Cantei num aniversário, que coincidiu com o meu, e pedi para tirar foto com três artistas, que estavam recepcionando as pessoas no buffet: dois com pernas de pau e um com malabares flamejantes. O cantor e empresário Zé Luís, então, deu a sugestão de me filmar próxima ao artista com os malabares.

Eu já sabia que o artista ia cuspir fogo, perto de mim, mas tomei um susto, ainda assim, e ao assistir ao vídeo, achei a cena engraçadíssima. Vi e revi, várias vezes, para rir de mim mesma, me assustando com o clarão e calor do fogo, que estavam logo atrás. O diferencial foi que eu me vi com os olhos de outras pessoas!

Mais uma vez, na montagem do espetáculo Des(a)fiadas, conversando com as meninas, elas comentaram algo curioso: que elas me achavam muito feliz! Achei esquisitíssimo ouvir aquilo, porque tenho lembranças de mim mesma, como aquela adolescente, nos anos 90, curtindo grunge, totalmente deprimida e revoltada com a vida...

Mesmo tendo mudado bastante, a autoimagem adolescente ficou em minha mente. Hoje em dia, não me considero mais uma pessoa triste e deprimida, como era, antigamente, mas feliz e melancólica, porque as constantes reflexões e experiências, nos transformam em adultos meio melancólicos.

Mesmo assim, quando ouvi as meninas dizerem isso, pensei “oxente! Onde é que elas estão vendo essa felicidade toda?”. Achei tão estranho que levei isso para a sessão de terapia e minha psicóloga confirmou que "eu transmito uma energia boa e leve às pessoas". Que bom saber disso, mas... Voootz!

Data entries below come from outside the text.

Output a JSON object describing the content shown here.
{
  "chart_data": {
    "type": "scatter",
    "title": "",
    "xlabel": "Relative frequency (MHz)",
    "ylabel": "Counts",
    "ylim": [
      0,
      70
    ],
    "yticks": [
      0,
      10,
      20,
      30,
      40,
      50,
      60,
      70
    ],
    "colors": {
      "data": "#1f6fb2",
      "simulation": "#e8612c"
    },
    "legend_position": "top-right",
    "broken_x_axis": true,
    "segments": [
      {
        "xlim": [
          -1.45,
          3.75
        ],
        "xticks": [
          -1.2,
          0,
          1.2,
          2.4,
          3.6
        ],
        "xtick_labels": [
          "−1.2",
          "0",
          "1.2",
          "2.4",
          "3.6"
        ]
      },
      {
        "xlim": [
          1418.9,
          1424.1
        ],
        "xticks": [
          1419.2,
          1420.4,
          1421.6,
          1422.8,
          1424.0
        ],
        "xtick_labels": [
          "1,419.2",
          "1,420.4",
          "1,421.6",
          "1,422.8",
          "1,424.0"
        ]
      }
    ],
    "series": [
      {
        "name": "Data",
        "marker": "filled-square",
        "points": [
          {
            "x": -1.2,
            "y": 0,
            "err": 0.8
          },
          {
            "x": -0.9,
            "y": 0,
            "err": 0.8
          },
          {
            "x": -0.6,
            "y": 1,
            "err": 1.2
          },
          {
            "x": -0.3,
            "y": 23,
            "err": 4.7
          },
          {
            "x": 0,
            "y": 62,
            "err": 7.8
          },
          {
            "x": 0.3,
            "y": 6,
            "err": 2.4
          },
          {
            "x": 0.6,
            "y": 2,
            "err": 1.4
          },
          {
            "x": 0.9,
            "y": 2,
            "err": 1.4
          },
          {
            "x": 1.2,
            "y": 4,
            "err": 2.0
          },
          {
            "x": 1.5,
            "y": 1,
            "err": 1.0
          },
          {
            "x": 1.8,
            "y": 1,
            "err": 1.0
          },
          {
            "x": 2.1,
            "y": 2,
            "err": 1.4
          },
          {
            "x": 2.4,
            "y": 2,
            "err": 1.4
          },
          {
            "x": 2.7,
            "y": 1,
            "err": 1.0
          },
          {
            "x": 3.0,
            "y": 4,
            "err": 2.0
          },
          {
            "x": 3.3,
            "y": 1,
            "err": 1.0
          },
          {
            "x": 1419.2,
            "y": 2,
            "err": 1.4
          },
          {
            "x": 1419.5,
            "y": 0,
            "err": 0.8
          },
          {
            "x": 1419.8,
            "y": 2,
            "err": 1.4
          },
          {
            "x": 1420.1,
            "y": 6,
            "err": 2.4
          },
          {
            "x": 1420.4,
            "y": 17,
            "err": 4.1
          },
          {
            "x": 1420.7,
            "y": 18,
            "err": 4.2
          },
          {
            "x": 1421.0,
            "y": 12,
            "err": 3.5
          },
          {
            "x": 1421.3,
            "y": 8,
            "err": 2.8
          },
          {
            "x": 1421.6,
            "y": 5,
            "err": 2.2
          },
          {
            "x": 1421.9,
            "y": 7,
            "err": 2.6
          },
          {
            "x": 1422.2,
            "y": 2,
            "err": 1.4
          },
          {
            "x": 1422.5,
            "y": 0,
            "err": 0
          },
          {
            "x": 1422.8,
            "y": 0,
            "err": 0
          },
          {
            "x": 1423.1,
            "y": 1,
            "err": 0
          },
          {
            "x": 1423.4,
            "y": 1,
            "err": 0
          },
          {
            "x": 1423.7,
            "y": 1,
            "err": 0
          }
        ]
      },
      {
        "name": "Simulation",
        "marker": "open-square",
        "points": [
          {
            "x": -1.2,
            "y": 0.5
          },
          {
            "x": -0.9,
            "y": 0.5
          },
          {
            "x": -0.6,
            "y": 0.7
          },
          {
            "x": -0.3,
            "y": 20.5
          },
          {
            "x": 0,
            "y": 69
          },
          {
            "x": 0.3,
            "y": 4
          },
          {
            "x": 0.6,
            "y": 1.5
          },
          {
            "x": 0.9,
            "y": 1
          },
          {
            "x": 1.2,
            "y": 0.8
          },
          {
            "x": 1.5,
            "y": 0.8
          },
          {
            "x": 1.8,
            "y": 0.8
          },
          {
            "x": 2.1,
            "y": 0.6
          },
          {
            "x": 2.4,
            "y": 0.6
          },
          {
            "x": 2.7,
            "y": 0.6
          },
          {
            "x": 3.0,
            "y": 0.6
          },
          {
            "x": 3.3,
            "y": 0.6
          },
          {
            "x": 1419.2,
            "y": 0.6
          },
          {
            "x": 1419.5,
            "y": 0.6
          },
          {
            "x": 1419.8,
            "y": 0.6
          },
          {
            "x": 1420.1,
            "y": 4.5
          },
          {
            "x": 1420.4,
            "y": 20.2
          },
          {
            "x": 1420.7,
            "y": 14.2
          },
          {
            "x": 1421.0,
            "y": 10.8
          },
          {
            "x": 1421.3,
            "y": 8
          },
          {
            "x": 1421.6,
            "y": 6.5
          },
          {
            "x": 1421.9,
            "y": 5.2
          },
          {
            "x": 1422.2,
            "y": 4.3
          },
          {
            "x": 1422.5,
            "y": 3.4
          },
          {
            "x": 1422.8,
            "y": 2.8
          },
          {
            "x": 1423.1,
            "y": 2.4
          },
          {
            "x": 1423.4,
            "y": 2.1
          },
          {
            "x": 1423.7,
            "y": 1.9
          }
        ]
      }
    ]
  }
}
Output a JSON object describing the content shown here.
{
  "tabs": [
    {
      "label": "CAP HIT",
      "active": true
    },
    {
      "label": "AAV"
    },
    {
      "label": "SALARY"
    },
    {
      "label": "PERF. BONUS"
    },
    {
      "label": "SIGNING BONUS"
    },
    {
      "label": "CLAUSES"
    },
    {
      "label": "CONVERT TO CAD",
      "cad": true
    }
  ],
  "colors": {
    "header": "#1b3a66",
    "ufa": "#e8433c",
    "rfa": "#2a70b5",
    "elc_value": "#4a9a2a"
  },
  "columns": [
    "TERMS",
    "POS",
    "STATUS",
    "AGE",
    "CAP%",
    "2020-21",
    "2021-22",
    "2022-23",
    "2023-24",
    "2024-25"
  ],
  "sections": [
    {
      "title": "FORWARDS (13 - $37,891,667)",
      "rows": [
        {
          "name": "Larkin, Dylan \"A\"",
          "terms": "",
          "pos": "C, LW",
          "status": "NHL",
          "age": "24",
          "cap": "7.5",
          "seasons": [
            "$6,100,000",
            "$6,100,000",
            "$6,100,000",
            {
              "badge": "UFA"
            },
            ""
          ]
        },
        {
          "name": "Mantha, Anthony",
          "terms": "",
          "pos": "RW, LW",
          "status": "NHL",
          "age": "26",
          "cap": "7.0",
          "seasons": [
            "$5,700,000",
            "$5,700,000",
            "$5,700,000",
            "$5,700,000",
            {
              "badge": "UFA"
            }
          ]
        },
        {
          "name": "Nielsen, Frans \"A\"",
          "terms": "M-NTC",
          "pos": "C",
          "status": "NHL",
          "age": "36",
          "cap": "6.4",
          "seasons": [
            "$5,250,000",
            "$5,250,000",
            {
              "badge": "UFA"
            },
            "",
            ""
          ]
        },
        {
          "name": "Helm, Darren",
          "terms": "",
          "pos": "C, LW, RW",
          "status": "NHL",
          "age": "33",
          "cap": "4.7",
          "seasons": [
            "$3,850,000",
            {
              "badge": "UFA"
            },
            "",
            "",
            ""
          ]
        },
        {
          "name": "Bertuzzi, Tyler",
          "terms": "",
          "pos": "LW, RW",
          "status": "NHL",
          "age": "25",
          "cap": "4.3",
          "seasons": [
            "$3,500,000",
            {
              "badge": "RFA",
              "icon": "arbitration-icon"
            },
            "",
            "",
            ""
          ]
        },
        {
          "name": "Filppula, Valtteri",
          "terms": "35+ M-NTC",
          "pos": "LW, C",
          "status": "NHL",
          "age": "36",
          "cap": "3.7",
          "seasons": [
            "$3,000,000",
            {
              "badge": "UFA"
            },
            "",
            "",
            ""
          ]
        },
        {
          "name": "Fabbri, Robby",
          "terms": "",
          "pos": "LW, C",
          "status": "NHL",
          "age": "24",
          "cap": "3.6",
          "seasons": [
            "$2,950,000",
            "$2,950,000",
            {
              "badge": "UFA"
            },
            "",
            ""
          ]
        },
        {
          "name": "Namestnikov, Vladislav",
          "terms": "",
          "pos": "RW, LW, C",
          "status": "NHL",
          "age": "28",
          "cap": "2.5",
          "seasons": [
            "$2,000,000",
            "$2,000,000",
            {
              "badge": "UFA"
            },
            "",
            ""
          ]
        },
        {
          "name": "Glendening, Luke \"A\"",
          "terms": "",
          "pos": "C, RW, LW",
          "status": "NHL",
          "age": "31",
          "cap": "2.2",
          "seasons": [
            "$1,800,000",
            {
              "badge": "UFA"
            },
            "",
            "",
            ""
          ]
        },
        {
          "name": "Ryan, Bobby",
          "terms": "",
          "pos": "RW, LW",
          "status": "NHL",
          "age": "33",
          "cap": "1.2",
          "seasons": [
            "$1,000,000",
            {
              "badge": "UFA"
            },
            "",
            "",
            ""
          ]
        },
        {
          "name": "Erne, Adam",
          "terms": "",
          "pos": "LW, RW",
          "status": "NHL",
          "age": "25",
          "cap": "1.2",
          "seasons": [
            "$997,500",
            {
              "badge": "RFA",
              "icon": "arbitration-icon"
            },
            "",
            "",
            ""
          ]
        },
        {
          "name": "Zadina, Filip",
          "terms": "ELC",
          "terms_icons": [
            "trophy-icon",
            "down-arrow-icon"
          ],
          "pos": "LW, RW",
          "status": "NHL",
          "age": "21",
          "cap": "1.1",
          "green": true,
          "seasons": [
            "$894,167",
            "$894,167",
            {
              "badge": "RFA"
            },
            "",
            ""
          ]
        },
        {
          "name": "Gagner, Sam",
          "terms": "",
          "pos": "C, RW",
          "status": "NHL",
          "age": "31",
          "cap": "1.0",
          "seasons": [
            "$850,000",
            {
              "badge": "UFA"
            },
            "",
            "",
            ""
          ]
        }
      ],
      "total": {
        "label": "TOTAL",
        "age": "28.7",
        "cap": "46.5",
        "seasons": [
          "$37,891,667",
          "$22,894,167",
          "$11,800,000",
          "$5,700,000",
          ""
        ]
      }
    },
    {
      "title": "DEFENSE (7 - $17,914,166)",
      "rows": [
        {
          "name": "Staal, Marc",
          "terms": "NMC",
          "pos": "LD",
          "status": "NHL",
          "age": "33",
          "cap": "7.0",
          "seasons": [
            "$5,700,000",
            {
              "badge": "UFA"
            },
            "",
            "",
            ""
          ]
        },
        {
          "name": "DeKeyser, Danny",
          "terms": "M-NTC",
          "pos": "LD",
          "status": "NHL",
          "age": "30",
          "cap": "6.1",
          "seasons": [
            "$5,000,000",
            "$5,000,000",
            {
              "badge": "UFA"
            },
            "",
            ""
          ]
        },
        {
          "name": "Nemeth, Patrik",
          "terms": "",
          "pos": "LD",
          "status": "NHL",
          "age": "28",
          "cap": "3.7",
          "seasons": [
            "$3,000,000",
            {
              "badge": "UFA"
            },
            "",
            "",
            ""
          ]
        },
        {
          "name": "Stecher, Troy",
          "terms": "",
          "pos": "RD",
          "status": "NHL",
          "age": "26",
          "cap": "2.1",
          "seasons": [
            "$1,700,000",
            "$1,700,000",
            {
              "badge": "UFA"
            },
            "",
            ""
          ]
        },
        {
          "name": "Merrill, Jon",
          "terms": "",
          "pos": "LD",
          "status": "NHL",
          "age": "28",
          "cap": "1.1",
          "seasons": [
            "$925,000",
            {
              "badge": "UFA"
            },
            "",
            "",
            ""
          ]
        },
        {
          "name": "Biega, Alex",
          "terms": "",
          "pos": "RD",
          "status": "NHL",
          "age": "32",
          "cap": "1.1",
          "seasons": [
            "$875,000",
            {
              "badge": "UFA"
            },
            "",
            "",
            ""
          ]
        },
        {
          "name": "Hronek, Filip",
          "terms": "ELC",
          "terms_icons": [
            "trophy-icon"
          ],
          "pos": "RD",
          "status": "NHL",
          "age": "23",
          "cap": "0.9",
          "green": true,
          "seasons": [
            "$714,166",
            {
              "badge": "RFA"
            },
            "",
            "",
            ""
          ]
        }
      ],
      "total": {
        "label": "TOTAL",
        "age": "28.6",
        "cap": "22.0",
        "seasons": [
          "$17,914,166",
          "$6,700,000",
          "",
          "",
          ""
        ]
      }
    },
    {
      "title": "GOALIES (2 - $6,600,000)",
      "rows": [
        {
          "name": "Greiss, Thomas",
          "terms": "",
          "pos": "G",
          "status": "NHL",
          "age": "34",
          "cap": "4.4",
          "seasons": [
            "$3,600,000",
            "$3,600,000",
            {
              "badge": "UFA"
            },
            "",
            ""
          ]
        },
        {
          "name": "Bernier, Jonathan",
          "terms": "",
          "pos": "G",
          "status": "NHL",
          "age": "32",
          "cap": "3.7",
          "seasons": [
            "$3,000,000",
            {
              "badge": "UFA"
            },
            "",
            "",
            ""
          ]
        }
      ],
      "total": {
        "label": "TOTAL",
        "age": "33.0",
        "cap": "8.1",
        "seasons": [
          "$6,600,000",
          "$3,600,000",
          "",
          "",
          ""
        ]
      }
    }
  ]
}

E aí, ao ver esse vídeo do susto com o fogo, este ano, eu consegui me enxergar com os olhos de Mainá, Paulinha e Jana, e pensei: “caramba! Eu sou muito feliz mesmo! Eu passo essa imagem, sei lá por que, mas aparento isso mesmo”.

Essa crônica é meio bizarra e pode parecer boba, para algumas pessoas, mas foram experiências que me marcaram, que eu não controlo, nem busco por essas sensações, mas que foram percepções expandidas, que não havia experimentado antes.

Tenho um misto de medo e curiosidade, não vou mentir! Fico me perguntando até onde vai essa sensibilidade toda, se ela continuar aumentando com a idade e se terei forças para aguentar os efeitos dessa hiper-sensibilidade; maturidade para aceitar e abraçar essa "esquisitice", não importa que rumos ela tome; e sabedoria para dividir isso com as pessoas certas, que me amem, compreendam (ou, pelo menos, tentem) e me aceitem, mesmo com esse traço de sensações atípicas.

Enfim… Mais uma de minhas viagens, que faço sem efeitos de drogas: só eu sendo eu mesma - naturalmente drogada.